# Looking for a friend



## Sunnshine (10 mo ago)

I’m looking for a pen-pal sort of friendship with another woman! Someone who we can vent to each other and talk about silly things with. I don’t have many friends in my life and I always feel judged.


----------



## Chaotic (Jul 6, 2013)

Why do you always feel judged?


----------



## EleGirl (Dec 3, 2011)

Sunnshine said:


> I’m looking for a pen-pal sort of friendship with another woman! Someone who we can vent to each other and talk about silly things with. I don’t have many friends in my life and I always feel judged.


I assume you are a woman, is that correct?

You can post here on TAM and you will make a lot of friends. You can also post to people and provide support to them.


----------



## TexasMom1216 (Nov 3, 2021)

Sunnshine said:


> I’m looking for a pen-pal sort of friendship with another woman! Someone who we can vent to each other and talk about silly things with. I don’t have many friends in my life and I always feel judged.


😍 Not always


----------



## Anastasia6 (May 28, 2017)

EleGirl said:


> I assume you are a woman, is that correct?
> 
> You can post here on TAM and you will make a lot of friends. You can also post to people and provide support to them.

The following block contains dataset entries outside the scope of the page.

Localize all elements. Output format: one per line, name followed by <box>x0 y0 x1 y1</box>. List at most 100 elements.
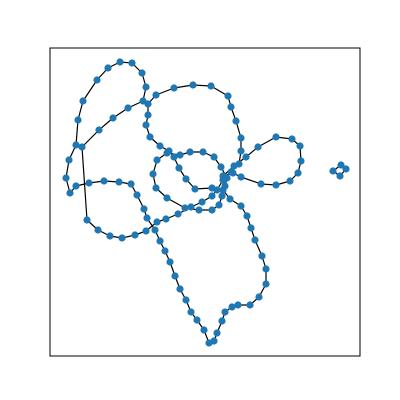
graph-node <box>210 153 218 161</box>
graph-node <box>175 164 183 172</box>
graph-node <box>336 172 344 180</box>
graph-node <box>138 69 146 77</box>
graph-node <box>142 121 150 129</box>
graph-node <box>151 226 159 234</box>
graph-node <box>200 326 208 334</box>
graph-node <box>286 177 294 185</box>
graph-node <box>156 237 164 245</box>
edge-path-inner-left-loop <box>152 151 228 211</box>
graph-node <box>74 116 82 124</box>
graph-node <box>100 177 108 185</box>
graph-node <box>139 97 147 105</box>
graph-node <box>124 104 132 112</box>
graph-node <box>242 153 250 161</box>
graph-node <box>189 81 197 89</box>
graph-node <box>153 156 161 164</box>
graph-node <box>218 317 226 325</box>
graph-node <box>176 151 184 159</box>
graph-node <box>161 247 169 255</box>
graph-node <box>153 218 161 226</box>
graph-node <box>251 236 259 244</box>
graph-node <box>133 191 141 199</box>
graph-node <box>187 203 195 211</box>
graph-node <box>127 180 135 188</box>
graph-node <box>193 316 201 324</box>
graph-node <box>131 231 139 239</box>
graph-node <box>176 285 184 293</box>
graph-node <box>66 189 74 197</box>
graph-node <box>219 172 227 180</box>
graph-node <box>163 194 171 202</box>
graph-node <box>254 143 262 151</box>
graph-node <box>85 179 93 187</box>
graph-node <box>288 135 296 143</box>
graph-node <box>232 117 240 125</box>
graph-node <box>208 184 216 192</box>
graph-node <box>255 293 263 301</box>
graph-node <box>234 301 242 309</box>
graph-node <box>79 97 87 105</box>
graph-node <box>329 167 337 175</box>
graph-node <box>208 206 216 214</box>
graph-node <box>342 165 350 173</box>
graph-node <box>181 204 189 212</box>
graph-node <box>93 76 101 84</box>
graph-node <box>187 308 195 316</box>
graph-node <box>237 147 245 155</box>
graph-node <box>152 184 160 192</box>
edge-path-main-chain <box>65 61 267 344</box>
graph-node <box>258 252 266 260</box>
graph-node <box>230 162 238 170</box>
graph-node <box>262 280 270 288</box>
graph-node <box>228 303 236 311</box>
graph-node <box>142 83 150 91</box>
graph-node <box>199 148 207 156</box>
graph-node <box>218 192 226 200</box>
graph-node <box>182 296 190 304</box>
graph-node <box>174 210 182 218</box>
graph-node <box>140 205 148 213</box>
graph-node <box>247 224 255 232</box>
graph-node <box>237 134 245 142</box>
graph-node <box>163 149 171 157</box>
graph-node <box>72 141 80 149</box>
graph-node <box>217 163 225 171</box>
graph-node <box>65 156 73 164</box>
graph-node <box>215 201 223 209</box>
graph-node <box>72 182 80 190</box>
graph-edges <box>65 61 347 344</box>
graph-node <box>195 206 203 214</box>
graph-node <box>262 265 270 273</box>
graph-node <box>227 103 235 111</box>
graph-node <box>156 142 164 150</box>
graph-node <box>144 111 152 119</box>
graph-node <box>297 157 305 165</box>
graph-node <box>243 212 251 220</box>
graph-node <box>149 170 157 178</box>
graph-node <box>166 258 174 266</box>
graph-node <box>226 195 234 203</box>
graph-node <box>152 91 160 99</box>
graph-node <box>221 182 229 190</box>
graph-node <box>207 82 215 90</box>
graph-node <box>221 308 229 316</box>
graph-node <box>162 215 170 223</box>
graph-node <box>272 181 280 189</box>
graph-node <box>186 148 194 156</box>
graph-node <box>142 227 150 235</box>
graph-node <box>171 272 179 280</box>
graph-node <box>109 114 117 122</box>
graph-node <box>294 169 302 177</box>
graph-node <box>128 59 136 67</box>
graph-node <box>224 92 232 100</box>
graph-node <box>115 178 123 186</box>
graph-node <box>104 64 112 72</box>
graph-nodes <box>62 58 350 347</box>
graph-node <box>78 143 86 151</box>
graph-node <box>83 216 91 224</box>
graph-node <box>118 234 126 242</box>
graph-node <box>337 161 345 169</box>
graph-node <box>237 173 245 181</box>
graph-node <box>116 58 124 66</box>
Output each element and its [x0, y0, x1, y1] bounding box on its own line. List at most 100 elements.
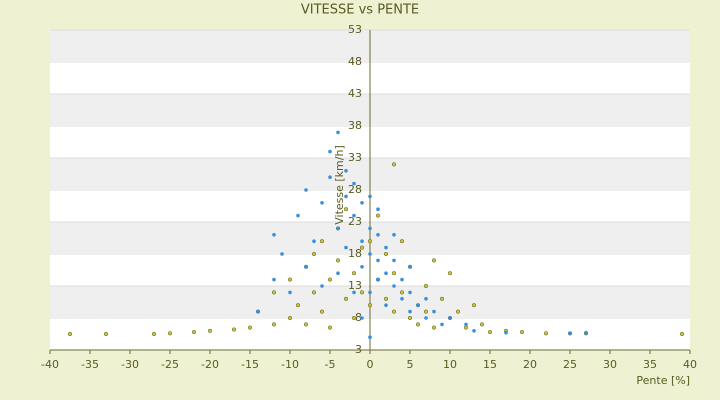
point [471, 303, 477, 308]
point [368, 335, 372, 340]
y-tick-label: 28 [348, 183, 362, 196]
point [584, 330, 588, 335]
point [375, 213, 381, 218]
point [303, 322, 309, 327]
point [191, 330, 197, 335]
point [336, 271, 340, 276]
point [343, 296, 349, 301]
point [447, 271, 453, 276]
point [408, 290, 412, 295]
y-tick-label: 23 [348, 215, 362, 228]
point [367, 303, 373, 308]
y-tick-label: 38 [348, 119, 362, 132]
point [327, 277, 333, 282]
point [391, 309, 397, 314]
point [360, 316, 364, 320]
point [256, 309, 260, 314]
point [287, 277, 293, 282]
point [103, 331, 109, 337]
point [392, 284, 396, 288]
point [543, 331, 549, 336]
x-tick-label: 0 [367, 358, 374, 371]
point [391, 162, 397, 167]
point [519, 330, 525, 335]
x-tick-label: -40 [41, 358, 59, 371]
point [320, 201, 324, 205]
point [376, 277, 380, 282]
point [416, 303, 420, 308]
x-tick-label: -35 [81, 358, 99, 371]
point [327, 325, 333, 330]
point [367, 239, 373, 244]
x-tick-label: -20 [201, 358, 219, 371]
x-tick-label: 15 [483, 358, 497, 371]
x-tick-label: 40 [683, 358, 697, 371]
point [231, 327, 237, 332]
point [431, 325, 437, 330]
point [472, 329, 476, 333]
y-tick-label: 33 [348, 151, 362, 164]
x-axis-label: Pente [%] [636, 374, 690, 387]
x-tick-label: -30 [121, 358, 139, 371]
point [67, 331, 73, 337]
point [311, 251, 317, 257]
y-tick-label: 43 [348, 87, 362, 100]
point [304, 188, 308, 192]
point [296, 213, 300, 218]
point [272, 277, 276, 282]
point [359, 290, 365, 295]
point [304, 265, 308, 269]
point [424, 316, 428, 320]
point [568, 331, 572, 336]
point [311, 290, 317, 295]
point [383, 251, 389, 257]
point [455, 309, 461, 314]
x-tick-label: 25 [563, 358, 577, 371]
point [368, 194, 372, 199]
point [287, 315, 293, 321]
point [352, 213, 356, 218]
point [679, 331, 685, 337]
point [343, 207, 349, 212]
point [432, 309, 436, 314]
point [487, 330, 493, 335]
point [399, 290, 405, 295]
point [463, 325, 469, 330]
point [344, 169, 348, 173]
point [352, 290, 356, 295]
point [399, 239, 405, 244]
point [151, 331, 157, 337]
x-tick-label: 35 [643, 358, 657, 371]
point [351, 271, 357, 276]
point [391, 271, 397, 276]
point [271, 290, 277, 295]
point [408, 309, 412, 314]
point [415, 322, 421, 327]
point [295, 303, 301, 308]
point [359, 245, 365, 250]
point [352, 181, 356, 186]
point [423, 309, 429, 314]
point [328, 175, 332, 179]
point [360, 265, 364, 269]
point [376, 233, 380, 237]
point [464, 322, 468, 327]
point [328, 149, 332, 154]
point [384, 271, 388, 276]
point [439, 296, 445, 301]
point [392, 233, 396, 237]
point [320, 284, 324, 288]
point [384, 245, 388, 250]
point [504, 330, 508, 335]
point [368, 290, 372, 295]
point [424, 297, 428, 301]
x-tick-label: -15 [241, 358, 259, 371]
y-tick-label: 48 [348, 55, 362, 68]
y-tick-label: 8 [355, 311, 362, 324]
chart-title: VITESSE vs PENTE [301, 3, 419, 18]
point [360, 201, 364, 205]
point [167, 331, 173, 336]
point [247, 325, 253, 330]
x-tick-label: -25 [161, 358, 179, 371]
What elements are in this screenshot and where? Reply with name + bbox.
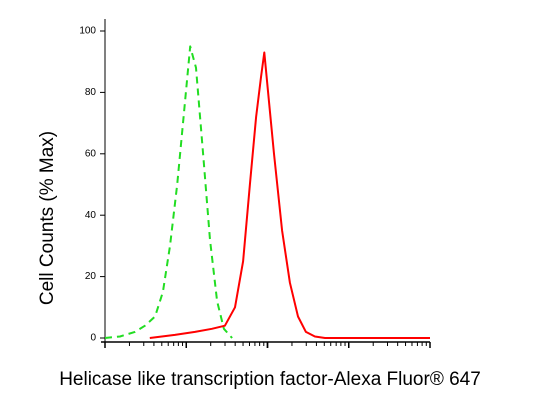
y-tick-label: 60 — [85, 148, 97, 159]
y-axis-label: Cell Counts (% Max) — [37, 131, 58, 305]
y-tick-label: 40 — [85, 210, 97, 221]
y-tick-label: 0 — [90, 333, 96, 344]
series-line — [104, 45, 233, 339]
series-line — [149, 51, 430, 339]
x-axis-label: Helicase like transcription factor-Alexa… — [59, 369, 481, 390]
y-tick-label: 80 — [85, 87, 97, 98]
y-tick-label: 20 — [85, 271, 97, 282]
y-tick-label: 100 — [79, 26, 96, 37]
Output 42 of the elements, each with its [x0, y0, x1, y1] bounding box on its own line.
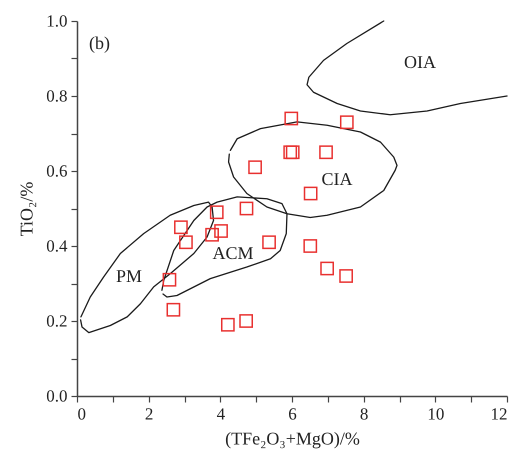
annotation: (b) — [89, 33, 110, 53]
y-tick-label: 0.8 — [46, 86, 68, 106]
y-axis-title: TiO₂/% — [16, 182, 36, 236]
point — [262, 235, 276, 250]
y-tick-label: 0.4 — [46, 236, 68, 256]
x-tick-label: 4 — [216, 404, 226, 424]
point — [214, 224, 228, 238]
x-tick-label: 10 — [427, 404, 444, 424]
x-tick-label: 6 — [288, 404, 297, 424]
annotation: CIA — [322, 169, 352, 189]
x-tick-label: 0 — [78, 404, 86, 424]
point — [179, 235, 193, 250]
point — [339, 269, 353, 283]
point — [174, 220, 188, 234]
y-tick-label: 0.0 — [46, 386, 68, 406]
point — [319, 145, 333, 160]
point — [239, 314, 254, 328]
point — [248, 160, 262, 174]
point — [320, 262, 334, 276]
x-axis-title: (TFe₂O₃+MgO)/% — [225, 428, 360, 448]
annotation: ACM — [212, 243, 254, 263]
point — [286, 145, 300, 160]
point — [304, 186, 318, 200]
point — [303, 239, 318, 253]
x-tick-label: 8 — [360, 404, 368, 424]
point — [210, 205, 224, 220]
point — [240, 202, 254, 216]
line-series — [306, 20, 508, 116]
point — [284, 112, 298, 126]
point — [340, 115, 354, 130]
point — [220, 318, 235, 332]
point — [205, 228, 219, 242]
x-tick-label: 2 — [144, 404, 154, 424]
y-tick-label: 0.6 — [46, 162, 68, 180]
y-tick-label: 1.0 — [46, 12, 68, 30]
x-tick-label: 12 — [490, 404, 508, 424]
point — [166, 302, 180, 317]
annotation: PM — [116, 266, 142, 286]
point — [162, 272, 176, 287]
point — [283, 145, 298, 160]
y-tick-label: 0.2 — [46, 312, 68, 330]
annotation: OIA — [404, 52, 436, 72]
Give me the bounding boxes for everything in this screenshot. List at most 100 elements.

TAM is not where I'd go for support as a woman. I mean really you think this environment is woman friendly?


----------



## D0nnivain (Mar 13, 2021)

@Sunnshine 

It sounds like you are lonely. Asking for pen pal friends on an international message board may not be the best solution. Do post & get to know the people around here. If something develops organically great but you will still be engaged by being part of the community even if its not one on one. 

Why are you seeking an OL pen pal rather than a real friend who you can see & talk to? Do you have any old friends from school with whom you can reconnect? Yesterday I got a call from a woman I hadn't spoken to in 7 years. I was happy to hear from her. Do you have hobbies or neighbors who can bring you into contact with potential friends?


----------



## DownByTheRiver (Jul 2, 2020)

Yes. I'd suggest you go out and do things you enjoy, hobbies, sports, activities and meet real people, as well as coming here. Friends you meet in real life through a common interest are the ones who stick.


----------



## Openminded (Feb 21, 2013)

You could end up catfished so I wouldn’t recommend that.


----------



## D0nnivain (Mar 13, 2021)

@Sunnshine

It is possible to make friends on boards like this. For example, DownByTheRiver and I are friends but we have never met. We live on opposite sides of the country. We correspond on this board & through the PM feature. I followed her here from another board. So you will find people with whom you click but as much as I like DownByTheRiver and appreciate her insights, I don't get the same emotional fulfillment from our interactions as I do from the friends who I can see & spend time with IRL. Does that make sense? 

How can we help you make fulfilling friendships?


----------